It will be interesting to see how the Monster stacks up against the X-Force series of bows.


----------



## OOPS! (Jul 5, 2006)

Im thinking cape buffalo with a 60# bow  
5.5" bh is pretty low, but I think it will probably still be quite a shooter in the right hands and that speed is crazY!


----------



## bow slayer (Apr 2, 2007)

kaibab-hunter74 said:


> Can you imagine how ugly the xforce would be with a 9" brace height lol.


Yup. Its called the moneymaker.
lol just kidding. I actully like the Money Maker.
But anyway this new X force will be pretty cool to shoot. I will definietly give her a try. But just for fun. I love My 82nd and Ultra elite too much to ever switch. For now anyway.


----------



## kaibab-hunter74 (Dec 11, 2006)

bow slayer said:


> Yup. Its called the moneymaker.
> lol just kidding. I actully like the Money Maker.
> But anyway this new X force will be pretty cool to shoot. I will definietly give her a try. But just for fun. I love My 82nd and Ultra elite too much to ever switch. For now anyway.

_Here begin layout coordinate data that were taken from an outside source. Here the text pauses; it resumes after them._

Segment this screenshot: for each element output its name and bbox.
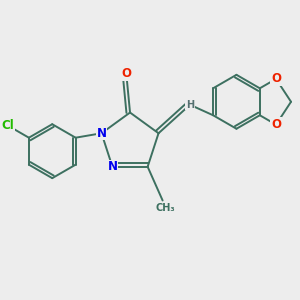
Text: N: N bbox=[97, 127, 106, 140]
Text: CH₃: CH₃ bbox=[156, 203, 176, 214]
Text: O: O bbox=[271, 118, 281, 131]
Text: Cl: Cl bbox=[2, 119, 14, 132]
Text: H: H bbox=[186, 100, 194, 110]
Text: N: N bbox=[107, 160, 117, 173]
Text: O: O bbox=[121, 67, 131, 80]
Text: O: O bbox=[271, 72, 281, 86]
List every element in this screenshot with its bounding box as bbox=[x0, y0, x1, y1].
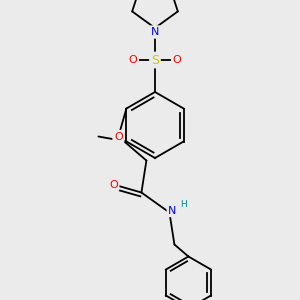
Text: O: O bbox=[114, 131, 123, 142]
Text: H: H bbox=[180, 200, 187, 209]
Text: S: S bbox=[151, 53, 159, 67]
Text: N: N bbox=[168, 206, 177, 215]
Text: O: O bbox=[129, 55, 137, 65]
Text: O: O bbox=[109, 179, 118, 190]
Text: O: O bbox=[172, 55, 182, 65]
Text: N: N bbox=[151, 27, 159, 37]
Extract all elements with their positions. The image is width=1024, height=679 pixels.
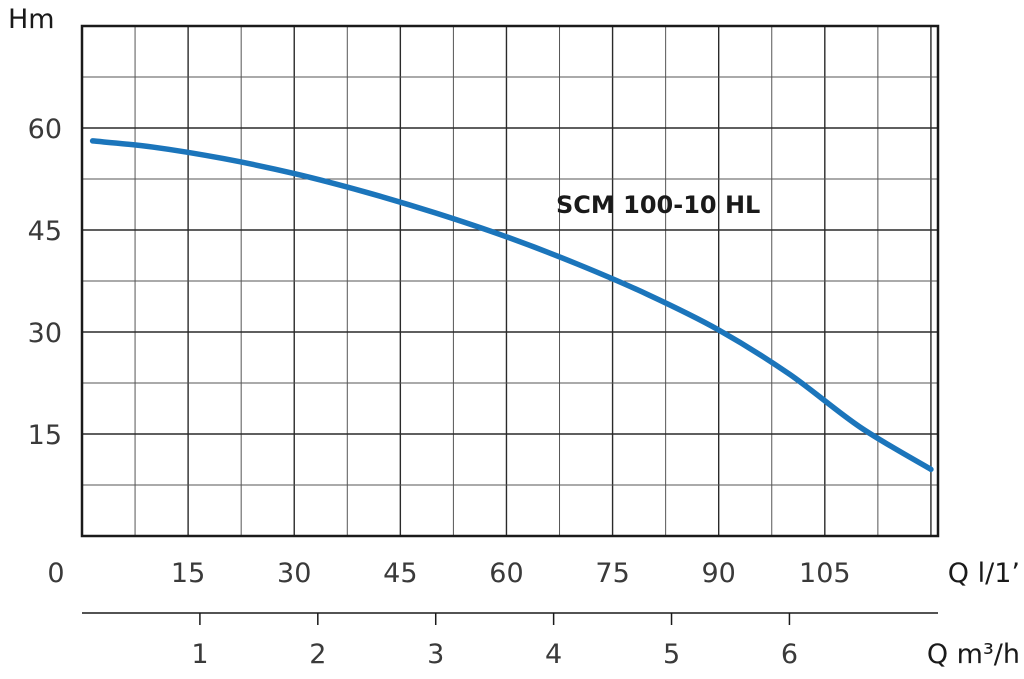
x-axis-title: Q l/1’ [948, 558, 1020, 589]
y-tick-label: 15 [28, 420, 62, 451]
x-tick-label: 30 [277, 558, 311, 589]
secondary-x-tick-label: 1 [191, 639, 208, 670]
series-line-curve [89, 138, 934, 473]
secondary-x-axis-ticks: 1 2 3 4 5 6 [191, 613, 798, 670]
x-tick-label: 75 [595, 558, 629, 589]
y-axis-ticks: 15 30 45 60 [28, 114, 62, 451]
secondary-x-tick-label: 4 [545, 639, 562, 670]
y-tick-label: 60 [28, 114, 62, 145]
x-tick-label: 0 [47, 558, 64, 589]
plot-frame [80, 24, 940, 538]
x-tick-label: 60 [489, 558, 523, 589]
y-tick-label: 30 [28, 318, 62, 349]
series-label: SCM 100-10 HL [556, 191, 760, 219]
grid [82, 26, 938, 536]
secondary-x-tick-label: 3 [427, 639, 444, 670]
x-tick-label: 45 [383, 558, 417, 589]
secondary-x-tick-label: 2 [309, 639, 326, 670]
secondary-x-tick-label: 5 [663, 639, 680, 670]
secondary-x-axis-title: Q m³/h [927, 639, 1020, 670]
series-layer: SCM 100-10 HL [89, 138, 934, 473]
secondary-x-tick-label: 6 [781, 639, 798, 670]
y-axis-title: Hm [8, 4, 55, 35]
y-tick-label: 45 [28, 216, 62, 247]
x-tick-label: 105 [799, 558, 851, 589]
x-tick-label: 90 [702, 558, 736, 589]
x-tick-label: 15 [171, 558, 205, 589]
x-axis-ticks: 0 15 30 45 60 75 90 105 [47, 558, 850, 589]
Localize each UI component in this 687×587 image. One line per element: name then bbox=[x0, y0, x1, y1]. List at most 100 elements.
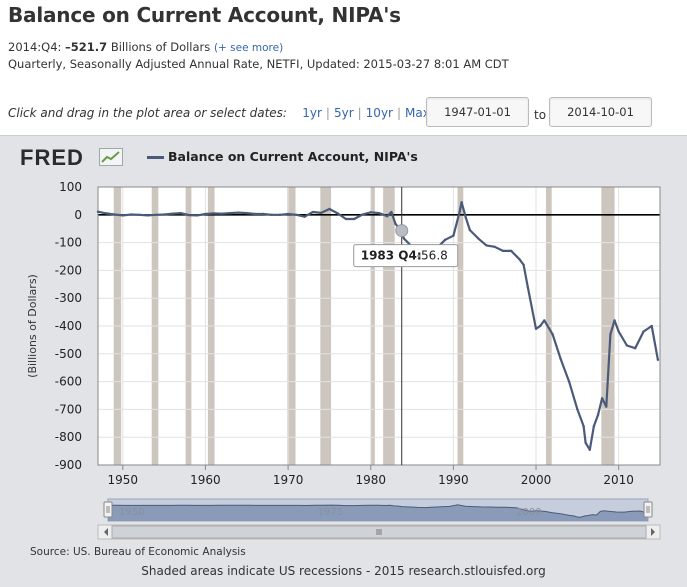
see-more-link[interactable]: (+ see more) bbox=[213, 42, 284, 54]
data-point bbox=[458, 210, 461, 214]
tooltip-label: 1983 Q4: bbox=[361, 249, 422, 263]
x-tick-label: 1960 bbox=[190, 473, 221, 487]
x-tick-label: 1970 bbox=[273, 473, 304, 487]
data-point bbox=[278, 213, 282, 216]
data-point bbox=[179, 211, 182, 215]
data-point bbox=[187, 213, 191, 217]
data-point bbox=[567, 380, 571, 383]
range-prompt: Click and drag in the plot area or selec… bbox=[8, 106, 287, 120]
date-range-selector: Click and drag in the plot area or selec… bbox=[8, 106, 430, 120]
y-tick-label: -400 bbox=[55, 319, 82, 333]
data-point bbox=[295, 213, 298, 216]
data-point bbox=[538, 324, 542, 328]
data-point bbox=[582, 424, 585, 428]
fred-logo[interactable]: FRED bbox=[20, 145, 84, 170]
data-point bbox=[245, 211, 248, 215]
data-point bbox=[353, 217, 356, 221]
data-point bbox=[361, 213, 364, 216]
data-point bbox=[443, 238, 447, 242]
y-tick-label: 100 bbox=[59, 180, 82, 194]
data-point bbox=[605, 405, 608, 408]
data-point bbox=[336, 212, 339, 215]
data-point bbox=[121, 214, 124, 217]
legend-label[interactable]: Balance on Current Account, NIPA's bbox=[168, 149, 418, 164]
data-point bbox=[390, 210, 393, 214]
y-tick-label: -700 bbox=[55, 402, 82, 416]
data-point bbox=[493, 245, 496, 248]
data-point bbox=[617, 330, 620, 333]
data-point bbox=[212, 212, 215, 215]
data-point bbox=[394, 222, 397, 226]
tooltip-box bbox=[353, 244, 459, 268]
range-5yr-button[interactable]: 5yr bbox=[333, 106, 354, 120]
data-point bbox=[311, 210, 315, 214]
data-point bbox=[600, 397, 604, 400]
data-point bbox=[96, 210, 100, 213]
scroll-right-arrow-icon bbox=[651, 528, 655, 536]
latest-period: 2014:Q4: bbox=[8, 40, 62, 54]
data-point bbox=[253, 212, 257, 216]
data-point bbox=[592, 424, 596, 428]
data-point bbox=[476, 237, 480, 240]
data-point bbox=[518, 258, 521, 261]
range-1yr-button[interactable]: 1yr bbox=[302, 106, 322, 120]
start-date-input[interactable]: 1947-01-01 bbox=[426, 97, 529, 127]
y-tick-label: -200 bbox=[55, 263, 82, 277]
y-tick-label: -500 bbox=[55, 347, 82, 361]
y-tick-label: -300 bbox=[55, 291, 82, 305]
navigator-tick-label: 1950 bbox=[119, 507, 144, 518]
data-point bbox=[402, 237, 405, 240]
data-point bbox=[171, 212, 174, 215]
navigator-line bbox=[107, 504, 647, 518]
range-max-button[interactable]: Max bbox=[405, 106, 430, 120]
data-point bbox=[229, 211, 232, 215]
scroll-left-arrow-icon bbox=[104, 528, 108, 536]
data-point bbox=[204, 212, 207, 216]
data-point bbox=[468, 228, 472, 232]
data-point bbox=[146, 214, 149, 217]
data-point bbox=[262, 212, 265, 216]
x-tick-label: 2000 bbox=[521, 473, 552, 487]
data-point bbox=[220, 212, 224, 215]
navigator-tick-label: 2000 bbox=[516, 507, 541, 518]
data-point bbox=[195, 214, 199, 217]
data-point bbox=[656, 358, 660, 362]
x-tick-label: 1990 bbox=[438, 473, 469, 487]
y-tick-label: -800 bbox=[55, 430, 82, 444]
x-tick-label: 1980 bbox=[355, 473, 386, 487]
data-point bbox=[464, 216, 467, 219]
range-10yr-button[interactable]: 10yr bbox=[365, 106, 393, 120]
x-tick-label: 1950 bbox=[108, 473, 139, 487]
data-point bbox=[344, 217, 348, 221]
latest-observation: 2014:Q4: –521.7 Billions of Dollars (+ s… bbox=[8, 40, 283, 54]
latest-unit: Billions of Dollars bbox=[110, 40, 211, 54]
y-tick-label: -600 bbox=[55, 375, 82, 389]
data-point bbox=[650, 324, 653, 328]
data-point bbox=[613, 319, 616, 322]
data-point bbox=[460, 201, 463, 204]
navigator-left-handle[interactable] bbox=[103, 501, 113, 518]
data-point bbox=[526, 285, 529, 289]
data-point bbox=[642, 330, 645, 333]
chart-line-icon bbox=[99, 148, 123, 166]
to-label: to bbox=[534, 108, 547, 122]
data-point bbox=[138, 213, 141, 216]
data-point bbox=[303, 215, 306, 218]
navigator-area bbox=[108, 504, 648, 521]
end-date-input[interactable]: 2014-10-01 bbox=[549, 97, 652, 127]
data-point bbox=[162, 213, 166, 216]
data-point bbox=[386, 214, 389, 218]
data-point bbox=[510, 249, 513, 253]
data-point bbox=[369, 211, 372, 214]
data-point bbox=[609, 333, 612, 336]
data-point bbox=[543, 319, 546, 322]
data-point bbox=[452, 234, 455, 237]
navigator-right-handle[interactable] bbox=[643, 501, 653, 518]
navigator-tick-label: 1975 bbox=[318, 507, 343, 518]
y-tick-label: -100 bbox=[55, 236, 82, 250]
data-point bbox=[551, 333, 554, 336]
tooltip-value: -56.8 bbox=[417, 249, 448, 263]
data-point bbox=[319, 211, 323, 215]
data-point bbox=[237, 211, 240, 214]
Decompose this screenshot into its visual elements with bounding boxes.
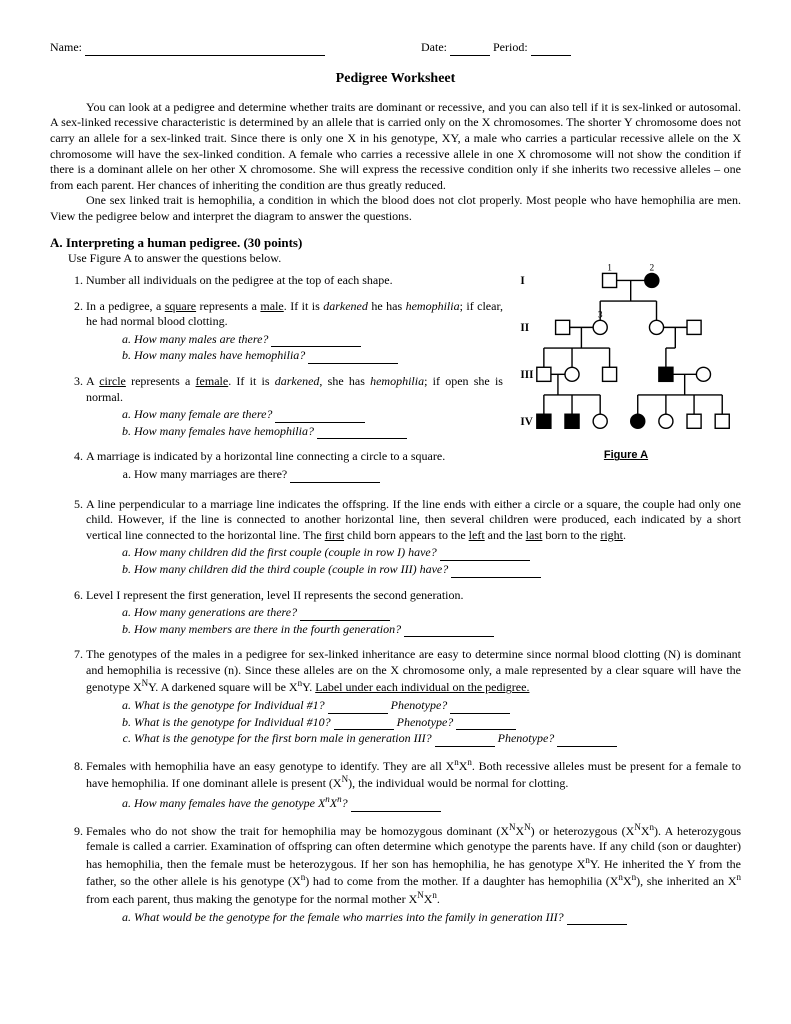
q6b: How many members are there in the fourth…	[134, 622, 741, 638]
q1: Number all individuals on the pedigree a…	[86, 273, 503, 289]
intro-p1: You can look at a pedigree and determine…	[50, 100, 741, 194]
svg-text:III: III	[520, 369, 533, 381]
date-label: Date:	[421, 40, 447, 54]
svg-text:II: II	[520, 323, 529, 335]
intro-p2: One sex linked trait is hemophilia, a co…	[50, 193, 741, 224]
section-a-heading: A. Interpreting a human pedigree. (30 po…	[50, 235, 741, 252]
q8a: How many females have the genotype XnXn?	[134, 794, 741, 812]
q2a: How many males are there?	[134, 332, 503, 348]
svg-text:3: 3	[598, 311, 603, 321]
worksheet-title: Pedigree Worksheet	[50, 70, 741, 88]
q5a: How many children did the first couple (…	[134, 545, 741, 561]
q7: The genotypes of the males in a pedigree…	[86, 647, 741, 747]
q2b: How many males have hemophilia?	[134, 348, 503, 364]
date-blank[interactable]	[450, 55, 490, 56]
header-line: Name: Date: Period:	[50, 40, 741, 56]
questions-list-bottom: A line perpendicular to a marriage line …	[68, 497, 741, 926]
period-label: Period:	[493, 40, 528, 54]
q2: In a pedigree, a square represents a mal…	[86, 299, 503, 364]
questions-list-top: Number all individuals on the pedigree a…	[68, 273, 503, 483]
name-label: Name:	[50, 40, 82, 54]
q9a: What would be the genotype for the femal…	[134, 910, 741, 926]
pedigree-figure: 123IIIIIIIV Figure A	[511, 251, 741, 462]
svg-text:1: 1	[607, 264, 612, 274]
period-blank[interactable]	[531, 55, 571, 56]
svg-text:2: 2	[649, 264, 654, 274]
name-blank[interactable]	[85, 55, 325, 56]
q7a: What is the genotype for Individual #1? …	[134, 698, 741, 714]
q6a: How many generations are there?	[134, 605, 741, 621]
q6: Level I represent the first generation, …	[86, 588, 741, 638]
q7b: What is the genotype for Individual #10?…	[134, 715, 741, 731]
q9: Females who do not show the trait for he…	[86, 822, 741, 926]
figure-label: Figure A	[511, 448, 741, 462]
svg-text:IV: IV	[520, 416, 533, 428]
q4: A marriage is indicated by a horizontal …	[86, 449, 503, 482]
q5b: How many children did the third couple (…	[134, 562, 741, 578]
svg-text:I: I	[520, 276, 524, 288]
q7c: What is the genotype for the first born …	[134, 731, 741, 747]
q4a: How many marriages are there?	[134, 467, 503, 483]
q3b: How many females have hemophilia?	[134, 424, 503, 440]
q5: A line perpendicular to a marriage line …	[86, 497, 741, 578]
section-a-instruction: Use Figure A to answer the questions bel…	[68, 251, 503, 267]
q3a: How many female are there?	[134, 407, 503, 423]
intro-paragraphs: You can look at a pedigree and determine…	[50, 100, 741, 225]
q3: A circle represents a female. If it is d…	[86, 374, 503, 439]
q8: Females with hemophilia have an easy gen…	[86, 757, 741, 812]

Until you shoot the X-Force Omen


----------



## CA_Rcher12 (Oct 28, 2004)

I guess speed bows are really selling since they came up with so many of the same model hahaha.


----------



## kaibab-hunter74 (Dec 11, 2006)

CA_Rcher12 said:


> I guess speed bows are really selling since they came up with so many of the same model hahaha.


Very true..... but since they're in demand, who's gunna stop?


----------